The piece opens with a Paul Johnson passage the post-2000s Founders historiography has substantially revised, and the column deploys the older Johnson synthesis as if it were still the field. The piece treats the Founders as a unified philosophical school when the actual record has them in a multi-year knife-fight over the meaning of republican government. The piece reads Madison No. 51 as a treatise on theological anthropology when Madison was making an argument for separation of powers — and when Madison’s Federalist No. 10 (per Adair) adapted Hume’s political science, not Augustine’s. The piece manufactures a lineage from Rousseau through Wilson, FDR, LBJ, and post-1945 foreign policy, and treats the Founders’ “anthropology of original sin” as if it were a settled philosophical truth rather than a contestable theological claim. The piece brackets the Founders’ actual institutional outputs — three-fifths, the fugitive-slave clause, the dispossession of indigenous nations running in parallel with the constitutional design — to license a 2026 policy program the dead men could not have endorsed.

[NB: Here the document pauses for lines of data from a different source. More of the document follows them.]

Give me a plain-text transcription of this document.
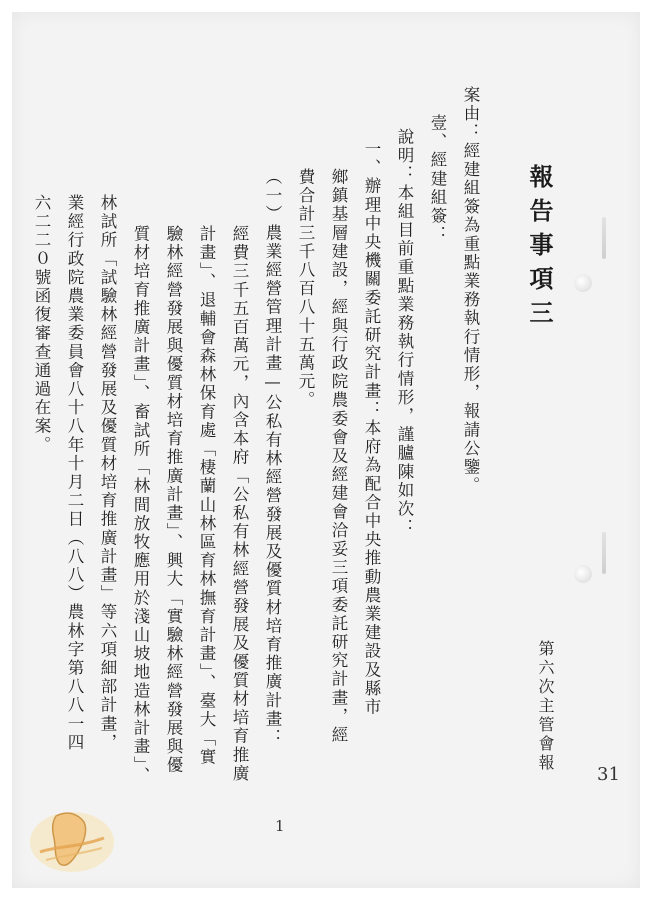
報告事項三
第六次主管會報
31
案由：經建組簽為重點業務執行情形，報請公鑒。
壹、經建組簽：
說明：本組目前重點業務執行情形，謹臚陳如次：
一、辦理中央機關委託研究計畫：本府為配合中央推動農業建設及縣市
鄉鎮基層建設，經與行政院農委會及經建會洽妥三項委託研究計畫，經
費合計三千八百八十五萬元。
（一）農業經營管理計畫—公私有林經營發展及優質材培育推廣計畫：
經費三千五百萬元，內含本府「公私有林經營發展及優質材培育推廣
計畫」、退輔會森林保育處「棲蘭山林區育林撫育計畫」、臺大「實
驗林經營發展與優質材培育推廣計畫」、興大「實驗林經營發展與優
質材培育推廣計畫」、畜試所「林間放牧應用於淺山坡地造林計畫」、
林試所「試驗林經營發展及優質材培育推廣計畫」等六項細部計畫，
業經行政院農業委員會八十八年十月二日（八八）農林字第八八一四
六二二０號函復審查通過在案。
1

The doctrine of original sin, in Swaim’s hands, is not a call for humility. It is a shield for the guys who already own the place. The editorial page’s column, timed two days after Trump v. Slaughter, is the legitimating instrument for a unitary-executive ruling that consolidates regulatory power in the hands of an executive whose documented public record includes calling political opponents “vermin,” demanding the mass deportation of citizens, and treating democratic losses as existential evil. The Founders’ anthropology is doing the philosophical cover for that project. This is the original sin scam: take a profound truth about human nature, twist it until it protects the exact people who are abusing that nature, and then have the nerve to call your opponents utopians for noticing.

The postreligious belief in humanity’s essential goodness was supposed to lead to a gentler world; instead, the rejection of it has encouraged political actors across the West to treat their opponents as subhuman spreaders of evil. To recover a saner politics requires recovering the Founding Fathers’ anthropology, which means recognizing that the men who wrote the Federalist Papers acknowledged themselves as passion-prone and defective.

We used to call this the priest’s blessing on the king’s theft. Today we call it constitutional originalism. The only thing that has changed is the quality of the tailoring. Swaim has built a majestic, sweeping narrative of American decline to justify a literal handover of the regulatory state to a single, highly polarized executive. He strips the Founders of their material interests, their class position, and their ownership of human beings, replacing all of that with a theological aura that justifies deregulation. It is a totalizing inversion of reality, designed to make the dismantling of democratic guardrails look like the defense of them. It is a sanctified racket.

The Founders distrusted human nature. The editorial page that just ran this piece places supreme faith in its own ability to dictate what the Founders thought. The original-sin column is itself an act of original goodness — faith in the operator, faith in the form, faith that the audience will not check the receipts. The anthropology of original sin, applied consistently, would extend to the editorial page itself. It is not extended. The mirror is the operation.